Das Eis an den Polkappen und die Gletscher in den Alpen wachsen nicht nur ständig, sondern schmelzen zwischendurch auch immer wieder. Schuld daran ist gemäss einer in der Fachzeitschrift „Geophysical Research Letters“ publizierten Studie der Einfluss der hohen kurzwelligen Sonnenstrahlung in den Sommermonaten. Bereits in den in den 1940er-Jahren hat diese um acht Prozent über dem Langzeitdurchschnitt gelegen und zu einem Gletscherschwund geführt. Von einem „noch nie da gewesenen Gletscherschwund“ in den letzten Jahren kann also keine Rede sein. Studien eines Forscherteams der ETH Zürich haben zudem gezeigt, dass, verursacht durch Aerosole und Wolken, die Sonneneinstrahlung stark variiert und dies somit einen Einfluss auf Klimaschwankungen hat. Das Klima ändert sich laufend und damit variiert sowohl die Niederschlagsmenge als auch die Form des Niederschlags mit entsprechendem Einfluss auf die Gletscherbildung.

Geschichte und Ethik der Klimawissenschaft

Bereits in den 50-er Jahren des letzten Jahrhunderts warnten einige Wissenschaftler vor einer Klimaerwärmung durch die Umweltverschmutzung und vor der damit verbundenen Eisschmelze und dem Anstieg des Meeresspiegels, wie im 1958 entstandenen Unterrichtsfilm „Meteora: The Unchained Goddess“ von Frank Capra aus „The Bell Laboratory Science Series“ der Bell Labs zu sehen ist:

Ein gutes Jahrzehnt später drohte uns gemäss einigen Wissenschaftlern von damals eine Eiszeit mit Ernteausfällen, Nahrungsmittelknappheit und einem kleineren für Menschen bewohnbaren Lebensraum auf der Erdoberfläche. In seinem kürzlich erschienen Buch „Chill, A Reassessment of Global Warming Theory“ kritisiert der renommierte Wissenschaftler Peter Taylor die Unwissenschaftlichkeit des IPCC sowie die Korruption in der Wissenschaft, wenn politische und ökonomische Interessen in Spiel sind, und warnt auch heute noch oder wieder vor den Gefahren einer Abkühlung der Erde:

On the basis of his studies of satellite data, cloud cover, ocean and solar cycles, Peter Taylor concludes that the main driver of recent global warming has been an unprecedented combination of natural events. His investigations indicate that the current threat facing humanity is a period of global cooling, comparable in severity to the Little Ice Age of 1400-1700 AD. The risks of such cooling are potentially greater than global warming and on a more immediate time scale, with the possibility of failing harvests leaving hundreds of millions vulnerable to famine.

Ob nun Peter Taylors Prognosen wirklich zutreffen werden, können wir mit dem aktuellen Stand der Wissenschaft nicht bestätigen – ebenso wenig wie die Prognosen der Klimaerwärmungs-Theoretiker.
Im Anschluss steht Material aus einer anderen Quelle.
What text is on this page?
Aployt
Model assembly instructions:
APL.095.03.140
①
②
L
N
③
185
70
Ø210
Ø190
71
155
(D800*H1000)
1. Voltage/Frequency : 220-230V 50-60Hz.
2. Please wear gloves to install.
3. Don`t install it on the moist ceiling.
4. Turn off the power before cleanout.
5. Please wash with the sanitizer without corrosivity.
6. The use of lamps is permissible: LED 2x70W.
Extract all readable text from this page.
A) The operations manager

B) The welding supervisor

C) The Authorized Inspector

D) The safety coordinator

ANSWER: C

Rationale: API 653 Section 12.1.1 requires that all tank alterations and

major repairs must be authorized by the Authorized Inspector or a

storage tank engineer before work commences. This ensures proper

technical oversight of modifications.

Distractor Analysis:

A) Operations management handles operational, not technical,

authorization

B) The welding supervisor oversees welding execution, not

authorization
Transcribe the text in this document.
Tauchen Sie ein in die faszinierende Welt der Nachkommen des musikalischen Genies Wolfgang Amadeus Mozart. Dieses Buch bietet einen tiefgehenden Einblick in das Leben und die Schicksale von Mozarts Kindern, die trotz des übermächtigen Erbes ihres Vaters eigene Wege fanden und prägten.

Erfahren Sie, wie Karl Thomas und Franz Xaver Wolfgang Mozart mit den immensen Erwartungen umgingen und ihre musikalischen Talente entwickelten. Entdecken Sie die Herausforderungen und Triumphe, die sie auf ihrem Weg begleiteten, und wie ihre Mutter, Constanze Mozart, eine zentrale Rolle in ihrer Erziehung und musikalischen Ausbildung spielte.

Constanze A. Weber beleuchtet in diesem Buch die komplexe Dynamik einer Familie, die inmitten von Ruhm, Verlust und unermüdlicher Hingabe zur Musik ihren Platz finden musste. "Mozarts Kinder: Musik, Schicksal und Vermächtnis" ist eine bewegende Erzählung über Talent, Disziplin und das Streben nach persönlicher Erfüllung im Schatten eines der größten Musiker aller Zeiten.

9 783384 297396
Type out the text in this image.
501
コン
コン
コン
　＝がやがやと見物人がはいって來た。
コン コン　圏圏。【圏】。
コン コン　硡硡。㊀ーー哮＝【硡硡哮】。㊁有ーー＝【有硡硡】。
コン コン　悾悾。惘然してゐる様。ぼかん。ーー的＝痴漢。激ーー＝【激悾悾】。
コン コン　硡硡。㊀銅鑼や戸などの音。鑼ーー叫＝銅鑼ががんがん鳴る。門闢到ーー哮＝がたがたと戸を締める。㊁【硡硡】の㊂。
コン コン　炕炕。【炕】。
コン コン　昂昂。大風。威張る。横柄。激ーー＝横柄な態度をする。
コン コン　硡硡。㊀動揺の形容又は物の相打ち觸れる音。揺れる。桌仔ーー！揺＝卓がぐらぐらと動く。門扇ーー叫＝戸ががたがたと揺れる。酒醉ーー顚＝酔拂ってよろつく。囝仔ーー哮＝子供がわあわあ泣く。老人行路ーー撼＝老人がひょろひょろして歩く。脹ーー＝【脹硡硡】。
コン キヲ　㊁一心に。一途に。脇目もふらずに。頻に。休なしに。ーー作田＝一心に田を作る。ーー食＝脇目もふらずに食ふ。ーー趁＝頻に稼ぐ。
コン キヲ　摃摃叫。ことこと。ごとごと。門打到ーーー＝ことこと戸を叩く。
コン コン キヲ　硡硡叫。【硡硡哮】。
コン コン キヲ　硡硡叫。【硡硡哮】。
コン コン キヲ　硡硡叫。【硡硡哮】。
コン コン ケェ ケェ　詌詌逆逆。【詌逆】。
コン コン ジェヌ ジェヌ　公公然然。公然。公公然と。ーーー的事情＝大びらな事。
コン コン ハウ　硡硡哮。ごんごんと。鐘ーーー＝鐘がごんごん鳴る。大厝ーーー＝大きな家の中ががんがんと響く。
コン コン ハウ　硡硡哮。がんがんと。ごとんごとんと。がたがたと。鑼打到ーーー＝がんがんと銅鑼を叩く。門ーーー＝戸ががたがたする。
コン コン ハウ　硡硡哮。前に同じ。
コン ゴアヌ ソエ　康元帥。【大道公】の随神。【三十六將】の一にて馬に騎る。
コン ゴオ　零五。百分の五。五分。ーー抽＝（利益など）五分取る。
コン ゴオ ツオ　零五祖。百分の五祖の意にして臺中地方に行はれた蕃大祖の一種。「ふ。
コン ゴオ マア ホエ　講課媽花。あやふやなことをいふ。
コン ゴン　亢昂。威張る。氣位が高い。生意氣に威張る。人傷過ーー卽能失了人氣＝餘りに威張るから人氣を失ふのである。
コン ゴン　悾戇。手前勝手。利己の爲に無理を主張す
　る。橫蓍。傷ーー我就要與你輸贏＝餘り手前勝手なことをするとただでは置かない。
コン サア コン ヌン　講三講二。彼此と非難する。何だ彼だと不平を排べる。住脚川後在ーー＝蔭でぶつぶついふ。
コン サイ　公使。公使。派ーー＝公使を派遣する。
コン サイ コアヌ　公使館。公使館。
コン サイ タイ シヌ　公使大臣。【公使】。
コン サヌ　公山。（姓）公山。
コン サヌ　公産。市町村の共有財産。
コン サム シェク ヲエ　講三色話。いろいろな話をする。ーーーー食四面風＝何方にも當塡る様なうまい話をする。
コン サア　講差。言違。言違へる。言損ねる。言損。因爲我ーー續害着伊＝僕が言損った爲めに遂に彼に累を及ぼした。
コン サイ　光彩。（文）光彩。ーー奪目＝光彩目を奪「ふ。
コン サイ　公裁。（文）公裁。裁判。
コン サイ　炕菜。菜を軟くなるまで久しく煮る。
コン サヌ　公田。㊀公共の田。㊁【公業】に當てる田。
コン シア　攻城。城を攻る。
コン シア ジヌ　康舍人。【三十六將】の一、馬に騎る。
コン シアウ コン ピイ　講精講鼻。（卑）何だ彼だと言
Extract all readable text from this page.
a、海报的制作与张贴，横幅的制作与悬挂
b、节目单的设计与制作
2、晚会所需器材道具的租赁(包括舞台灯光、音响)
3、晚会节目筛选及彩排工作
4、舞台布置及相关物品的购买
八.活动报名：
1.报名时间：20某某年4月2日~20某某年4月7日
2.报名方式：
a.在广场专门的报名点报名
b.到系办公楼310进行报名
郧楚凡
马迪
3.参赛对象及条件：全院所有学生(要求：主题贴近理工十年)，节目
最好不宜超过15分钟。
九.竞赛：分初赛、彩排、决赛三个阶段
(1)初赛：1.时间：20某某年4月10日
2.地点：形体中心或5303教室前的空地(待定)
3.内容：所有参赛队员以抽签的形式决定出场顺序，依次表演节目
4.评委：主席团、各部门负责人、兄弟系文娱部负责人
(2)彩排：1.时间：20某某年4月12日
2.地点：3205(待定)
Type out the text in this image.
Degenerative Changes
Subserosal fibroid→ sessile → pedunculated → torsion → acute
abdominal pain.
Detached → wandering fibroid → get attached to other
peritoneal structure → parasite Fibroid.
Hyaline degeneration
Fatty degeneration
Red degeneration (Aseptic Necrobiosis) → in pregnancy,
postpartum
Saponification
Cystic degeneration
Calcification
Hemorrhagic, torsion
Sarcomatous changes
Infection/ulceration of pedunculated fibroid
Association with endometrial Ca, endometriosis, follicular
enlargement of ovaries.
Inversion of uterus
Denn wie sich das Klima der Zukunft entwickeln wird, wissen wir nicht und wir verfügen auch nicht wirklich über das dafür nötige Wissen und Verständnis, die Klimazukunft vorauszusagen, auch wenn ein paar Klimaapostel gerne das Gegenteil behaupten und die Wahrheit für sich beanspruchen. Gerade deshalb wird die Diskussion über einen Klimawandel und seine möglichen Folgen eben nicht wissenschaftlich sondern politisch ausgetragen.  So herrschen in Sachen Klimawandel die Emotionen über den Verstand und dienen primär ökonomischen Interessen. Schliesslich geht es beim „Kampf gegen den Klimawandel“ um Geschäfte mit einem jährlichen Volumen von bald mehr als zwei Billionen US-Dollar. Da wird auch manch ein Wissenschaftler gerne schwach, wenn genügend von diesem Kuchen für ihn abfällt.